Abstract
Structural variations (SV), genomic alterations of DNA segments that are larger than 1 kb, comprise copy number variations (CNVs), such as deletions, insertions and duplications, as well as inversions and translocations; all of which have been shown to contribute to the variation within the human population. The characterization and documentation of all SVs and to which extent they are linked to disorders and diseases is of great interest and subject of ongoing research.
We explore the signatures of these structural variations through paired end read data obtained from recent sequencing technologies. Paired end reads enable the detection of deletions and duplications by a greater separation of discrepant read-pairs than expected, which will coincide with discrepant read-depth. A smaller separation of the read pairs than expected enables the detection of insertions while the orientation of read pairs indicate inversions. Split reads provide additional information about the actual breakpoint sequence. Each of those discrepancies contribute to the discovery of SVs not only in terms of size but also in terms of location.

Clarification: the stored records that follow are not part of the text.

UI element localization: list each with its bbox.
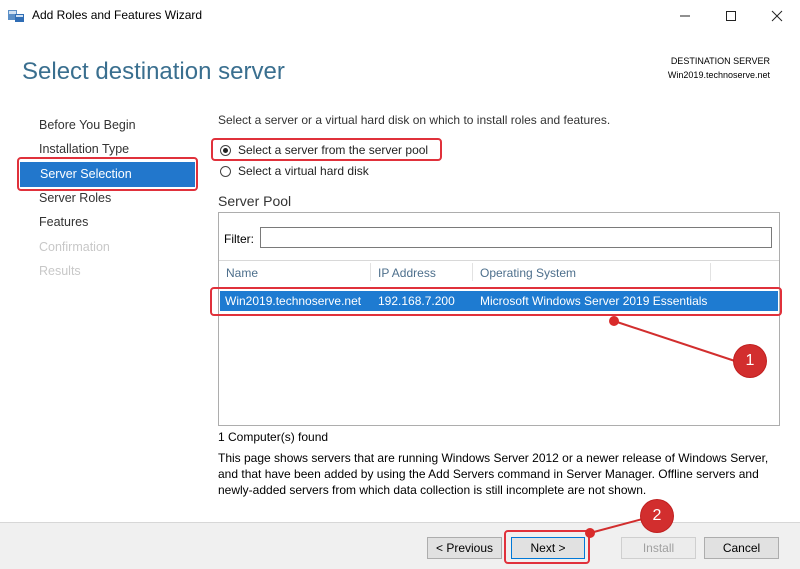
step-badge-2: 2: [641, 500, 673, 532]
step-badge-1: 1: [734, 345, 766, 377]
annotation-dot: [609, 316, 619, 326]
annotation-dot: [585, 528, 595, 538]
annotation-arrows: [589, 320, 739, 534]
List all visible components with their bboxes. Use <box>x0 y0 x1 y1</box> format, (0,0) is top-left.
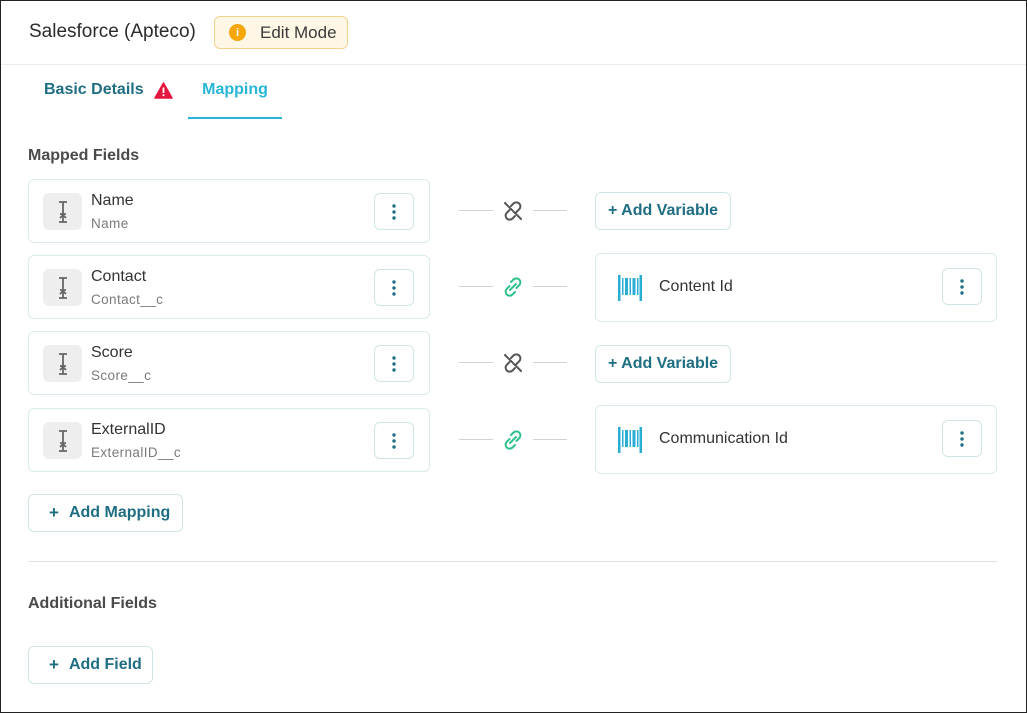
variable-menu-button[interactable] <box>942 268 982 305</box>
variable-menu-button[interactable] <box>942 420 982 457</box>
variable-card-communication-id: Communication Id <box>595 405 997 474</box>
field-menu-button[interactable] <box>374 269 414 306</box>
section-divider <box>28 561 997 562</box>
warning-icon <box>153 82 173 104</box>
edit-mode-badge: i Edit Mode <box>214 16 348 49</box>
field-name: ExternalID <box>91 421 166 438</box>
kebab-icon <box>392 355 396 372</box>
field-api-name: Contact__c <box>91 292 164 307</box>
field-name: Name <box>91 192 134 209</box>
text-field-icon <box>43 345 82 382</box>
app-frame: Salesforce (Apteco) i Edit Mode Basic De… <box>0 0 1027 713</box>
field-api-name: Name <box>91 216 129 231</box>
link-icon <box>504 430 522 450</box>
unlinked-icon <box>504 353 522 373</box>
text-field-icon <box>43 193 82 230</box>
variable-card-content-id: Content Id <box>595 253 997 322</box>
tab-mapping[interactable]: Mapping <box>188 81 282 119</box>
mapping-connector <box>459 275 567 299</box>
kebab-icon <box>392 279 396 296</box>
add-mapping-button[interactable]: + Add Mapping <box>28 494 183 532</box>
field-card-name: Name Name <box>28 179 430 243</box>
edit-mode-label: Edit Mode <box>260 22 337 42</box>
additional-fields-title: Additional Fields <box>28 595 157 612</box>
add-mapping-label: Add Mapping <box>68 504 171 521</box>
mapped-fields-title: Mapped Fields <box>28 147 140 164</box>
info-icon: i <box>229 24 246 41</box>
tab-mapping-label: Mapping <box>202 81 268 98</box>
link-icon <box>504 277 522 297</box>
field-name: Contact <box>91 268 147 285</box>
field-card-externalid: ExternalID ExternalID__c <box>28 408 430 472</box>
page-title: Salesforce (Apteco) <box>29 21 196 42</box>
add-variable-button[interactable]: + Add Variable <box>595 192 731 230</box>
variable-name: Communication Id <box>659 430 788 447</box>
field-card-contact: Contact Contact__c <box>28 255 430 319</box>
kebab-icon <box>392 432 396 449</box>
field-card-score: Score Score__c <box>28 331 430 395</box>
mapping-connector <box>459 351 567 375</box>
kebab-icon <box>960 278 964 295</box>
field-api-name: Score__c <box>91 368 152 383</box>
field-menu-button[interactable] <box>374 345 414 382</box>
variable-name: Content Id <box>659 278 733 295</box>
barcode-icon <box>618 275 642 301</box>
add-field-label: Add Field <box>68 656 142 673</box>
kebab-icon <box>392 203 396 220</box>
kebab-icon <box>960 430 964 447</box>
tab-basic-details[interactable]: Basic Details <box>44 81 173 119</box>
mapping-connector <box>459 428 567 452</box>
field-menu-button[interactable] <box>374 193 414 230</box>
field-menu-button[interactable] <box>374 422 414 459</box>
text-field-icon <box>43 269 82 306</box>
add-field-button[interactable]: + Add Field <box>28 646 153 684</box>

Experimental design is also an important component for the discovery of CNVs. The standard Solexa/Illumina protocol uses a library of about 500bp that defines the distance between read pairs. The uncertainty of the actual fragment length hampers the detection of CNVs. However, it is possible to incorporate this uncertainty into a statistical model. To improve the calling algorithm for insertions and deletions we propose a probabilistic model that accounts for the amount of evidence at a particular breakpoint and includes the joint information gained from several individuals.